Une police d’assurance contre les maladies graves avec remboursement de primes qui est détenue en copropriété par un actionnaire et sa société peut très bien prendre la place, en partie, des revenus fixes d’un portefeuille.

La police est conjointement souscrite par l’actionnaire et sa société. Ils sont donc tous les deux titulaires de la police. La prime relative au risque de tomber malade est assumée par la société, alors que la prime relative au remboursement, souvent du même ordre de grandeur que la prime de base, est assumée par l’actionnaire.

Ce dernier peut réellement payer sa prime de sa poche ou se déclarer un dividende égal au montant de la prime payée pour lui, dans les faits, par la société. Même s’il est possible de déclarer un avantage imposable au lieu d’un dividende, fiscalement, le dividende est préférable à l’avantage imposable à cause du taux marginal d’impôt inférieur.

Si l’actionnaire tombe malade, une somme importante sera versée à la société et pourra être remise à l’actionnaire sous forme de dividende.
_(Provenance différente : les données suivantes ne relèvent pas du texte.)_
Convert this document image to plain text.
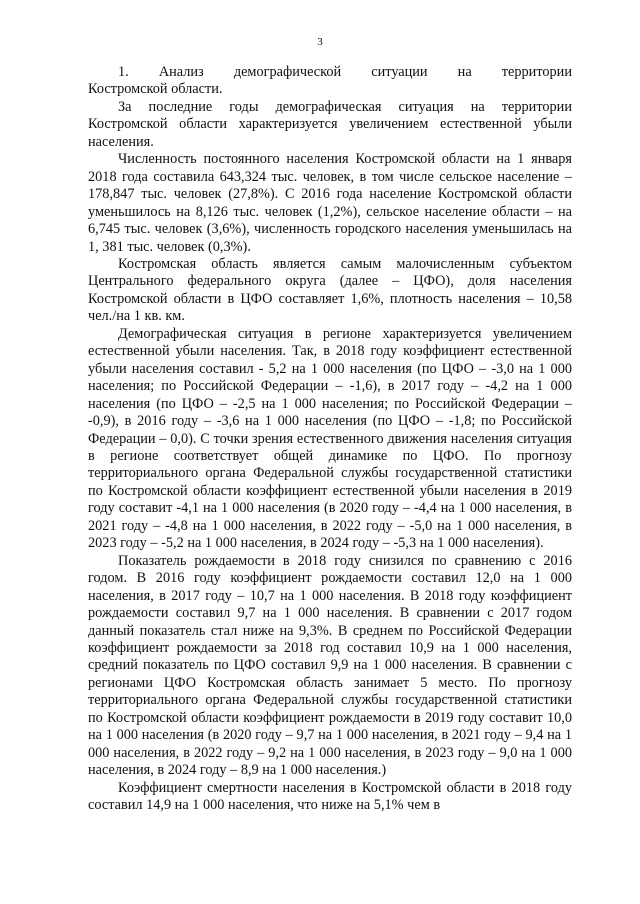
3

1. Анализ демографической ситуации на территории

Костромской области.

За последние годы демографическая ситуация на территории Костромской области характеризуется увеличением естественной убыли населения.

Численность постоянного населения Костромской области на 1 января 2018 года составила 643,324 тыс. человек, в том числе сельское население – 178,847 тыс. человек (27,8%). С 2016 года население Костромской области уменьшилось на 8,126 тыс. человек (1,2%), сельское население области – на 6,745 тыс. человек (3,6%), численность городского населения уменьшилась на 1, 381 тыс. человек (0,3%).

Костромская область является самым малочисленным субъектом Центрального федерального округа (далее – ЦФО), доля населения Костромской области в ЦФО составляет 1,6%, плотность населения – 10,58 чел./на 1 кв. км.

Демографическая ситуация в регионе характеризуется увеличением естественной убыли населения. Так, в 2018 году коэффициент естественной убыли населения составил - 5,2 на 1 000 населения (по ЦФО – -3,0 на 1 000 населения; по Российской Федерации – -1,6), в 2017 году – -4,2 на 1 000 населения (по ЦФО – -2,5 на 1 000 населения; по Российской Федерации – -0,9), в 2016 году – -3,6 на 1 000 населения (по ЦФО – -1,8; по Российской Федерации – 0,0). С точки зрения естественного движения населения ситуация в регионе соответствует общей динамике по ЦФО. По прогнозу территориального органа Федеральной службы государственной статистики по Костромской области коэффициент естественной убыли населения в 2019 году составит -4,1 на 1 000 населения (в 2020 году – -4,4 на 1 000 населения, в 2021 году – -4,8 на 1 000 населения, в 2022 году – -5,0 на 1 000 населения, в 2023 году – -5,2 на 1 000 населения, в 2024 году – -5,3 на 1 000 населения).

Показатель рождаемости в 2018 году снизился по сравнению с 2016 годом. В 2016 году коэффициент рождаемости составил 12,0 на 1 000 населения, в 2017 году – 10,7 на 1 000 населения. В 2018 году коэффициент рождаемости составил 9,7 на 1 000 населения. В сравнении с 2017 годом данный показатель стал ниже на 9,3%. В среднем по Российской Федерации коэффициент рождаемости за 2018 год составил 10,9 на 1 000 населения, средний показатель по ЦФО составил 9,9 на 1 000 населения. В сравнении с регионами ЦФО Костромская область занимает 5 место. По прогнозу территориального органа Федеральной службы государственной статистики по Костромской области коэффициент рождаемости в 2019 году составит 10,0 на 1 000 населения (в 2020 году – 9,7 на 1 000 населения, в 2021 году – 9,4 на 1 000 населения, в 2022 году – 9,2 на 1 000 населения, в 2023 году – 9,0 на 1 000 населения, в 2024 году – 8,9 на 1 000 населения.)

Коэффициент смертности населения в Костромской области в 2018 году составил 14,9 на 1 000 населения, что ниже на 5,1% чем в
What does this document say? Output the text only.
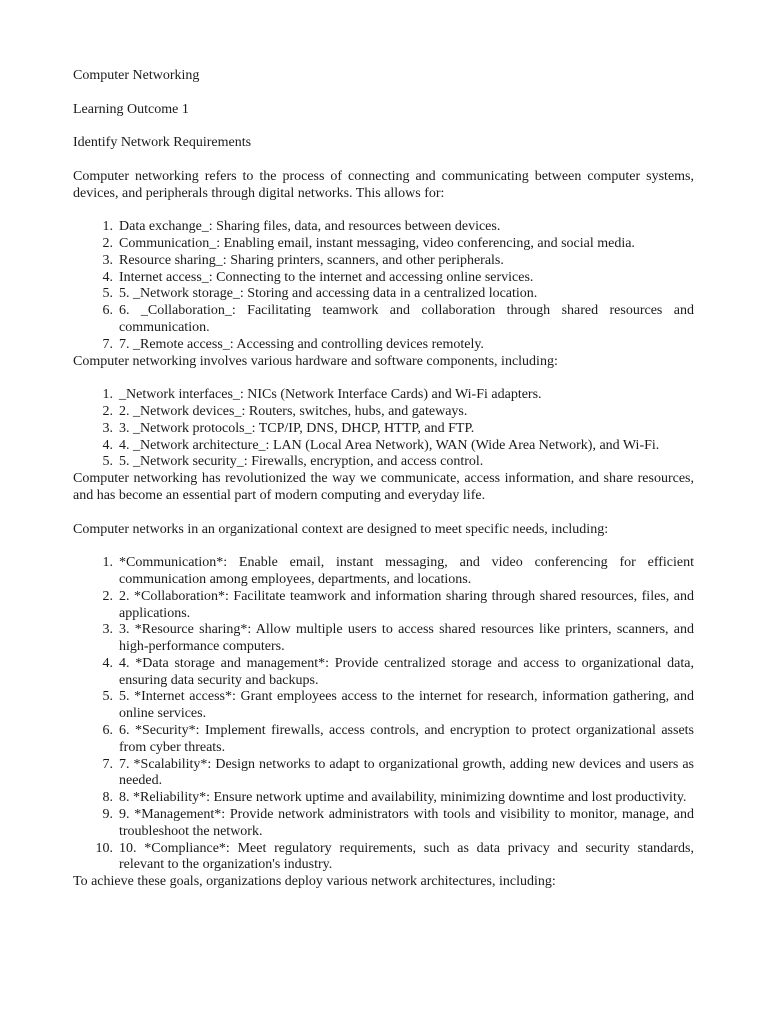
Computer Networking

Learning Outcome 1

Identify Network Requirements

Computer networking refers to the process of connecting and communicating between computer systems, devices, and peripherals through digital networks. This allows for:

1. Data exchange_: Sharing files, data, and resources between devices.
2. Communication_: Enabling email, instant messaging, video conferencing, and social media.
3. Resource sharing_: Sharing printers, scanners, and other peripherals.
4. Internet access_: Connecting to the internet and accessing online services.
5. 5. _Network storage_: Storing and accessing data in a centralized location.
6. 6. _Collaboration_: Facilitating teamwork and collaboration through shared resources and communication.
7. 7. _Remote access_: Accessing and controlling devices remotely.

Computer networking involves various hardware and software components, including:

1. _Network interfaces_: NICs (Network Interface Cards) and Wi-Fi adapters.
2. 2. _Network devices_: Routers, switches, hubs, and gateways.
3. 3. _Network protocols_: TCP/IP, DNS, DHCP, HTTP, and FTP.
4. 4. _Network architecture_: LAN (Local Area Network), WAN (Wide Area Network), and Wi-Fi.
5. 5. _Network security_: Firewalls, encryption, and access control.

Computer networking has revolutionized the way we communicate, access information, and share resources, and has become an essential part of modern computing and everyday life.

Computer networks in an organizational context are designed to meet specific needs, including:

1. *Communication*: Enable email, instant messaging, and video conferencing for efficient communication among employees, departments, and locations.
2. 2. *Collaboration*: Facilitate teamwork and information sharing through shared resources, files, and applications.
3. 3. *Resource sharing*: Allow multiple users to access shared resources like printers, scanners, and high-performance computers.
4. 4. *Data storage and management*: Provide centralized storage and access to organizational data, ensuring data security and backups.
5. 5. *Internet access*: Grant employees access to the internet for research, information gathering, and online services.
6. 6. *Security*: Implement firewalls, access controls, and encryption to protect organizational assets from cyber threats.
7. 7. *Scalability*: Design networks to adapt to organizational growth, adding new devices and users as needed.
8. 8. *Reliability*: Ensure network uptime and availability, minimizing downtime and lost productivity.
9. 9. *Management*: Provide network administrators with tools and visibility to monitor, manage, and troubleshoot the network.
10. 10. *Compliance*: Meet regulatory requirements, such as data privacy and security standards, relevant to the organization's industry.

To achieve these goals, organizations deploy various network architectures, including:
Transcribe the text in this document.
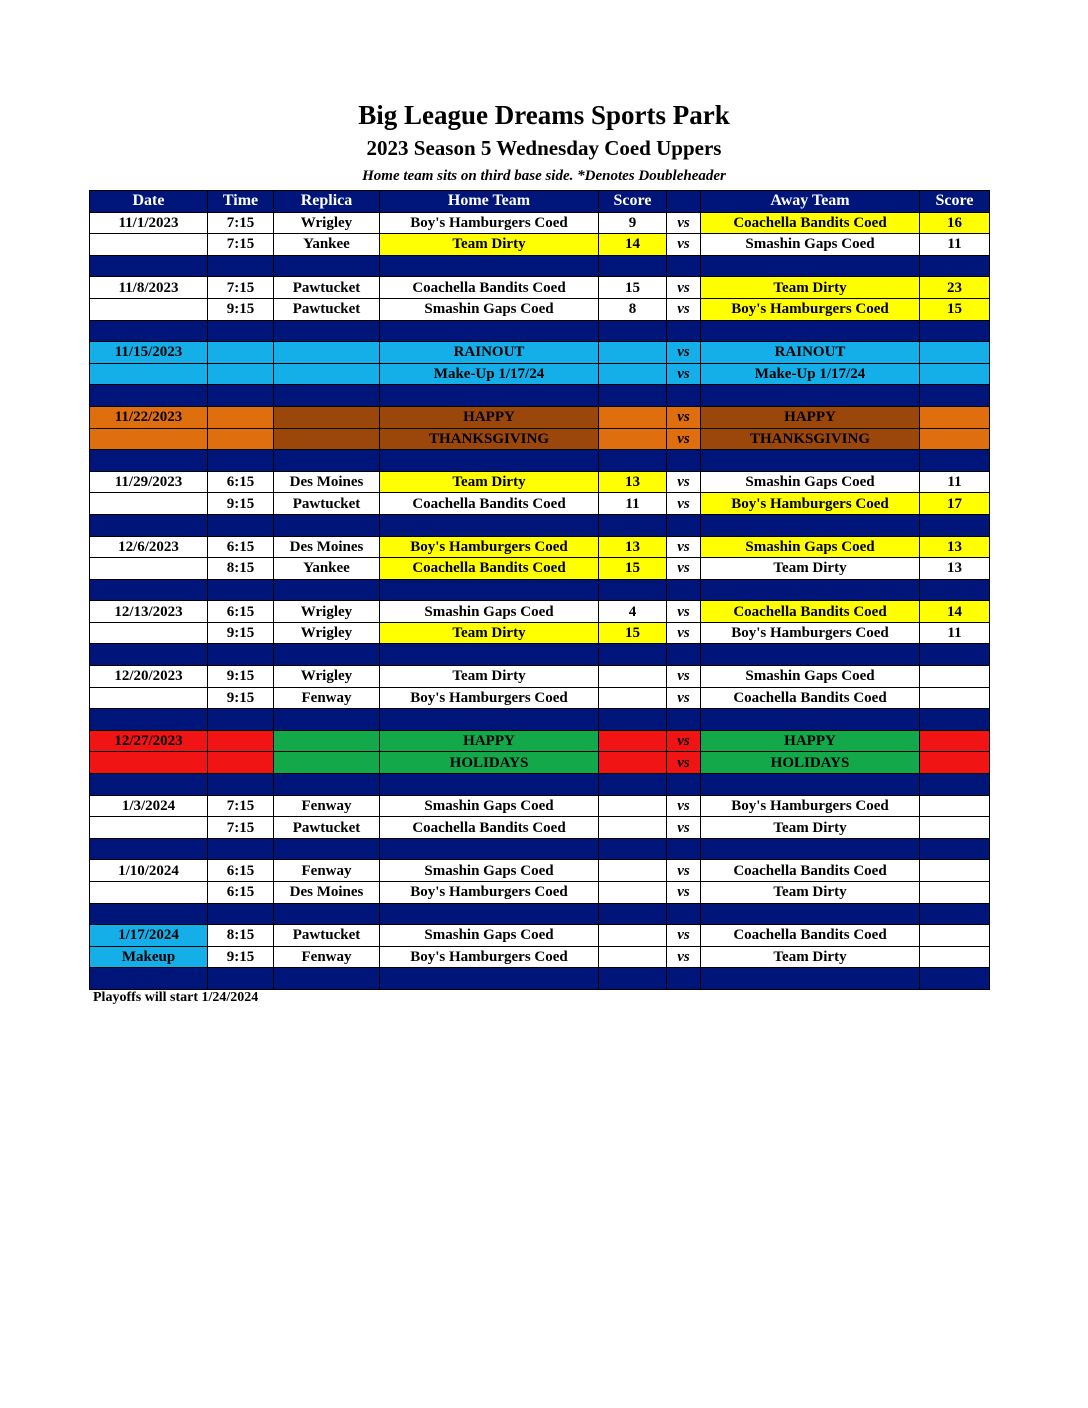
Big League Dreams Sports Park
2023 Season 5 Wednesday Coed Uppers
Home team sits on third base side. *Denotes Doubleheader
Date	Time	Replica	Home Team	Score		Away Team	Score
11/1/2023	7:15	Wrigley	Boy's Hamburgers Coed	9	vs	Coachella Bandits Coed	16
	7:15	Yankee	Team Dirty	14	vs	Smashin Gaps Coed	11

11/8/2023	7:15	Pawtucket	Coachella Bandits Coed	15	vs	Team Dirty	23
	9:15	Pawtucket	Smashin Gaps Coed	8	vs	Boy's Hamburgers Coed	15

11/15/2023			RAINOUT		vs	RAINOUT	
			Make-Up 1/17/24		vs	Make-Up 1/17/24	

11/22/2023			HAPPY		vs	HAPPY	
			THANKSGIVING		vs	THANKSGIVING	

11/29/2023	6:15	Des Moines	Team Dirty	13	vs	Smashin Gaps Coed	11
	9:15	Pawtucket	Coachella Bandits Coed	11	vs	Boy's Hamburgers Coed	17

12/6/2023	6:15	Des Moines	Boy's Hamburgers Coed	13	vs	Smashin Gaps Coed	13
	8:15	Yankee	Coachella Bandits Coed	15	vs	Team Dirty	13

12/13/2023	6:15	Wrigley	Smashin Gaps Coed	4	vs	Coachella Bandits Coed	14
	9:15	Wrigley	Team Dirty	15	vs	Boy's Hamburgers Coed	11

12/20/2023	9:15	Wrigley	Team Dirty		vs	Smashin Gaps Coed	
	9:15	Fenway	Boy's Hamburgers Coed		vs	Coachella Bandits Coed	

12/27/2023			HAPPY		vs	HAPPY	
			HOLIDAYS		vs	HOLIDAYS	

1/3/2024	7:15	Fenway	Smashin Gaps Coed		vs	Boy's Hamburgers Coed	
	7:15	Pawtucket	Coachella Bandits Coed		vs	Team Dirty	

1/10/2024	6:15	Fenway	Smashin Gaps Coed		vs	Coachella Bandits Coed	
	6:15	Des Moines	Boy's Hamburgers Coed		vs	Team Dirty	

1/17/2024	8:15	Pawtucket	Smashin Gaps Coed		vs	Coachella Bandits Coed	
Makeup	9:15	Fenway	Boy's Hamburgers Coed		vs	Team Dirty	

Playoffs will start 1/24/2024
S’il ne tombe pas malade, et que tout est en règle, le remboursement de primes se fera directement dans les poches de l’actionnaire sans incidence fiscale, générant ainsi un certain équivalent de rendement pour les sommes investies par la société. En effet, de l’argent sorti de la société entre dans les poches de l’actionnaire, libre d’impôt. Le rendement ainsi obtenu est nettement supérieur à celui des dépôts garantis qu’on trouve actuellement sur le marché.
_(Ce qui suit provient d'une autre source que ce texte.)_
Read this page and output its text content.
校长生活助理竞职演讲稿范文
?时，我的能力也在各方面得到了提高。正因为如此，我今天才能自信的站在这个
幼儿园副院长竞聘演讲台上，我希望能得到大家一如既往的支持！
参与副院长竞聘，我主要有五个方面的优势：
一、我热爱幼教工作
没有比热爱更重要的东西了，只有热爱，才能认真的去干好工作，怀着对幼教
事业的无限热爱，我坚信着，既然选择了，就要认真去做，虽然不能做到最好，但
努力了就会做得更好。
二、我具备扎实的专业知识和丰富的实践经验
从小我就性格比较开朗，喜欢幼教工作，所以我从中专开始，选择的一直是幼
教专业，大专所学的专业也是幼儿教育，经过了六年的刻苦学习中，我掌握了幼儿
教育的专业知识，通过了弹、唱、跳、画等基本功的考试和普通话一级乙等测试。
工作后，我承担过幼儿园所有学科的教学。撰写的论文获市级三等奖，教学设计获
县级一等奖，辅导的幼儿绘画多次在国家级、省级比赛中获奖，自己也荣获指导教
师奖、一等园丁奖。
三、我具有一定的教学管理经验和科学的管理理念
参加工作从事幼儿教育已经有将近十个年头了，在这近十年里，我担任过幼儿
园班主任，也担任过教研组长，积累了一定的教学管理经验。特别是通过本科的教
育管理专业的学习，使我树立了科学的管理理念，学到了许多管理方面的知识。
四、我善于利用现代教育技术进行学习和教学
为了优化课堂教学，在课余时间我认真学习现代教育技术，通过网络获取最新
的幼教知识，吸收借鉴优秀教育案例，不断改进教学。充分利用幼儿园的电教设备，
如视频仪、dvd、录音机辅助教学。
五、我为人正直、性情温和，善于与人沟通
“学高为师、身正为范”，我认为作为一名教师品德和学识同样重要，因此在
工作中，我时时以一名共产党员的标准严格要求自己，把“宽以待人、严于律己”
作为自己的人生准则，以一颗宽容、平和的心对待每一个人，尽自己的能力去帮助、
Attention, toutefois, au fait que le contrat de copropriété ainsi que le libellé du contrat d’assurance soient adéquatement rédigés pour être « acceptés » par les autorités fiscales. Peu de ces contrats sont bien rédigés et encore moins d’assureurs sont prêts à soutenir leurs clients si jamais les autorités fiscales considéraient que cette technique n’est plus « acceptée » de leur part.

Revenus de placement bien placés

Le revenu étranger dans une société par actions devrait être éliminé, dans la mesure du possible. En effet, le revenu étranger dans une société peut être imposé jusqu’à 66 % si l’on tient compte de l’impôt de l’actionnaire combiné à celui de la société.
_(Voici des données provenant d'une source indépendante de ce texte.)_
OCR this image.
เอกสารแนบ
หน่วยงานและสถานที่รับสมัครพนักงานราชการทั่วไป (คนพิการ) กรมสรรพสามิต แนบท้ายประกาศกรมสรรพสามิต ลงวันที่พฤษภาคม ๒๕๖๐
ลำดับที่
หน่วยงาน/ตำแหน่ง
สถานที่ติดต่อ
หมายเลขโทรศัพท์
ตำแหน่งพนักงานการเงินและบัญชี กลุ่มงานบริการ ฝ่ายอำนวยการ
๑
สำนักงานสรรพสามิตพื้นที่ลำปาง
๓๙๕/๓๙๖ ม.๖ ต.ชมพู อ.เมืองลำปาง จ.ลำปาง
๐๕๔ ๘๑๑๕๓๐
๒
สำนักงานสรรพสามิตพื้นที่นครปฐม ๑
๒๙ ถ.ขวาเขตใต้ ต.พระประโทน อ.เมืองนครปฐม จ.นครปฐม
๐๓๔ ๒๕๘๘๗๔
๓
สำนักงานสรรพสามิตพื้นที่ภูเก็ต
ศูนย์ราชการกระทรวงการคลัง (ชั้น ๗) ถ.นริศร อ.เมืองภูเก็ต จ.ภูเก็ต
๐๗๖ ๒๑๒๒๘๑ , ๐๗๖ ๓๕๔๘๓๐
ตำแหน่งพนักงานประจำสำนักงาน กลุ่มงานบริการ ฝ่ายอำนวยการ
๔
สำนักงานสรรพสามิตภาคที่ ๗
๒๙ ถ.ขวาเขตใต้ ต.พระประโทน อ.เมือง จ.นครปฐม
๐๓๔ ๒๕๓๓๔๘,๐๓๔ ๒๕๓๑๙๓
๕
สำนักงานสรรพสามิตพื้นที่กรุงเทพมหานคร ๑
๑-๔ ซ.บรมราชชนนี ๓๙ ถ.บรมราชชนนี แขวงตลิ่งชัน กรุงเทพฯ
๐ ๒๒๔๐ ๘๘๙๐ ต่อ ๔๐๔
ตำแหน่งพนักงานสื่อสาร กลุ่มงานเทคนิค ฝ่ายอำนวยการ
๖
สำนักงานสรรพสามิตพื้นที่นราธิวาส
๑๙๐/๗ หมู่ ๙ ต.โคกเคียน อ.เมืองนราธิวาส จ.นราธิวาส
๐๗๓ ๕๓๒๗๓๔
Ce taux astronomique est dû au fait que l’impôt en main remboursable au titre de dividendes (IMRTD) est inférieur à l’impôt de la Partie IV de la Loi de l’impôt sur le revenu.

Généralement, lorsqu’on fait des illustrations de l’IMRTD, on dit que la société paie de l’impôt à l’avance (impôt de la Partie IV) qui lui sera remboursé lorsqu’elle versera un dividende imposable à ses actionnaires. Pour les revenus canadiens, c’est vrai, mais pour les revenus étrangers, le montant du remboursement est inférieur à l’impôt payé et c’est ce qui fait grimper le taux d’imposition combiné. L’actionnaire doit donc éviter d’avoir des investissements lui rapportant des revenus étrangers dans sa société.

Si du revenu étranger est nécessaire dans la répartition d’actif du client, ce devrait être dans des comptes non enregistrés. De façon générale, les titres étrangers détenus dans un régime enregistré font l’objet d’un impôt dans leur pays d’origine et cet impôt ne peut être récupéré par le résident canadien. Il vaut mieux alors détenir les titres étrangers dans des comptes non enregistrés permettant de bénéficier d’un crédit pour impôt étranger plutôt que de les détenir dans un CELI.

La même remarque s’applique pour les REER et les fonds enregistrés de revenu de retraite (FERR), à l’exception des revenus américains, car il existe une particularité dans la convention fiscale entre le Canada et les États-Unis qui exempte de taxation les revenus de placement des titres américains détenus dans les régimes de retraite (par extension les REER et FERR) canadiens.

Les revenus plus imposés, comme le revenu d’intérêt, devraient également faire partie des régimes enregistrés. De cette façon, les comptes non enregistrés bénéficieront davantage de rendements sous forme de gain en capital, moins imposé.

Optimisation des flux monétaires

Finalement, l’optimisation des flux monétaires, c’est-à-dire combien épargner et retirer dans chacun des comptes, peut rapporter gros en valeur successorale ajoutée. Malheureusement, ce genre d’optimisation n’est pas à la portée de tous. Il faut tout de même savoir que ça existe… et ce texte vous donne, à l’occasion, quelques résultats de simulations optimisées.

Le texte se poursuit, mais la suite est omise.